训练回调

! [ -e /content ] && pip install -Uqq fastai  # 在Colab上升级fastai

# 默认导出：callback.training

from __future__ import annotations
from fastai.basics import *
from fastai.callback.progress import *
from fastai.callback.fp16 import *

from nbdev.showdoc import *
from fastai.test_utils import *
from fastai.vision.all import *

各种回调用于自定义训练行为

短期周期回调 -

class ShortEpochCallback(Callback):
    "Fit just `pct` of an epoch, then stop"
    def __init__(self,pct=0.01,short_valid=True): self.pct,self.short_valid = pct,short_valid
    def after_batch(self):
        if self.iter/self.n_iter < self.pct: return
        if self.training:    raise CancelTrainException
        if self.short_valid: raise CancelValidException

learn = synth_learner()
learn.fit(1, cbs=ShortEpochCallback())

epoch	train_loss	valid_loss	time
0	00:00

learn = synth_learner()
learn.fit(1, cbs=ShortEpochCallback(short_valid=False))

epoch	train_loss	valid_loss	time
0	8.432135	00:00

梯度累积 -

class GradientAccumulation(Callback):
    "Accumulate gradients before updating weights"
    order,run_valid = MixedPrecision.order-4,False
    def __init__(self, n_acc=32): store_attr()
    def before_fit(self): self.count=0
    def after_loss(self): self.learn.loss_grad /= self.n_acc/find_bs(self.learn.yb)
    def before_step(self):
        "Skip weight update if we have not seen enough items"
        self.learn.loss_grad *= self.n_acc/find_bs(self.learn.yb) # 日志正确损失
        self.count += find_bs(self.learn.yb)
        if self.count<self.n_acc: raise CancelBatchException() # 跳过步骤/清零梯度
        else: self.count=0

class GetGrads(Callback):
    run_valid,order = False,GradientAccumulation.order+1
    def before_step(self): self.grads=to_detach(L([p.grad.clone() for p in self.model.parameters()]))

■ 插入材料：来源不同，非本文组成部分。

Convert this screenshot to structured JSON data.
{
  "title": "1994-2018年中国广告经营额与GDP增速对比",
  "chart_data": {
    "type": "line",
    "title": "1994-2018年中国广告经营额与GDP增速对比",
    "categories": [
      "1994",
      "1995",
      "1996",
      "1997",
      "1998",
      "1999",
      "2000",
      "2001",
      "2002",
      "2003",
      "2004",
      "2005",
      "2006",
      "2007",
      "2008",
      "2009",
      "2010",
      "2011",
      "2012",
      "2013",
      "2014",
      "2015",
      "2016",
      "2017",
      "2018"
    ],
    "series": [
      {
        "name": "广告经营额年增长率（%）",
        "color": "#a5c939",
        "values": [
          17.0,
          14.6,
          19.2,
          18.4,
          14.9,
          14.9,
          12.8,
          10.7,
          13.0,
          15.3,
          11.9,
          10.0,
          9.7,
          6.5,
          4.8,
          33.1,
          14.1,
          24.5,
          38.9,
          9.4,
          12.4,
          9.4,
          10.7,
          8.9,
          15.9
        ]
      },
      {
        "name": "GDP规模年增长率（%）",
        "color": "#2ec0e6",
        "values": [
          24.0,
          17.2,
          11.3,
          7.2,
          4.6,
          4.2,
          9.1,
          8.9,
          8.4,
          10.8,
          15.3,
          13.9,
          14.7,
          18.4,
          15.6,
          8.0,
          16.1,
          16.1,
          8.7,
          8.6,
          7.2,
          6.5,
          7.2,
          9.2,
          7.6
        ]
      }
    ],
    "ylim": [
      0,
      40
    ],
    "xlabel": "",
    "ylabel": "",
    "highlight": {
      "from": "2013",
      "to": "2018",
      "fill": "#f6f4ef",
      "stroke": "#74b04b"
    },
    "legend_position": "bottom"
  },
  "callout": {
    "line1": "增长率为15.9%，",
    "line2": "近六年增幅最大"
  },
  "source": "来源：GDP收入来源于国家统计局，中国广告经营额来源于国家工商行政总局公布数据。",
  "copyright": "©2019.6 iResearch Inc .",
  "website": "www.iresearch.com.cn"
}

def _test_acc(bs,n,cbs=None,cuda=False):
    with no_random(99): 
        db=synth_dbunch(bs=bs,n_train=n,n_valid=n,cuda=cuda)
        learn = synth_learner(data=db,cbs=[GetGrads]+L(cbs))
        learn.fit(1, lr=0.01)
        train,valid = learn.recorder.values[-1]
        return train,valid,learn.get_grads.grads

acc_cb = GradientAccumulation(n_acc=8)

train1,valid1,grads1 = _test_acc(8,1)
train2,valid2,grads2 = _test_acc(1,8,acc_cb)

#梯度应相同，有效损失相同，训练损失不同
test_close(grads2,grads1)
test_close(valid2, valid1)
test_ne(train2, train1)

epoch	train_loss	valid_loss	time
0	0.834062	0.295950	00:00

epoch	train_loss	valid_loss	time
0	0.824550	0.295950	00:00

#|cuda
fp16_cb = MixedPrecision(init_scale=1024)
train1,valid1,grads1 = _test_acc(8,1, fp16_cb, cuda=True)
train2,valid2,grads2 = _test_acc(1,8, [acc_cb,fp16_cb], cuda=True)
test_close(grads2,grads1, eps=0.01)
test_close(valid2, valid1)
test_ne(train2, train1)

epoch	train_loss	valid_loss	time
0	0.834062	0.295950	00:00

epoch	train_loss	valid_loss	time
0	0.824550	0.295950	00:00

当每次累积的步数大于批次数时，参数（因此验证损失）完全不变：

learn = synth_learner()
learn.fit(1, lr=0.01, cbs=GradientAccumulation(n_acc=1000))
# 确保valid_loss没有变化
assert learn.recorder.values[-1][1] == learn.recorder.values[0][1]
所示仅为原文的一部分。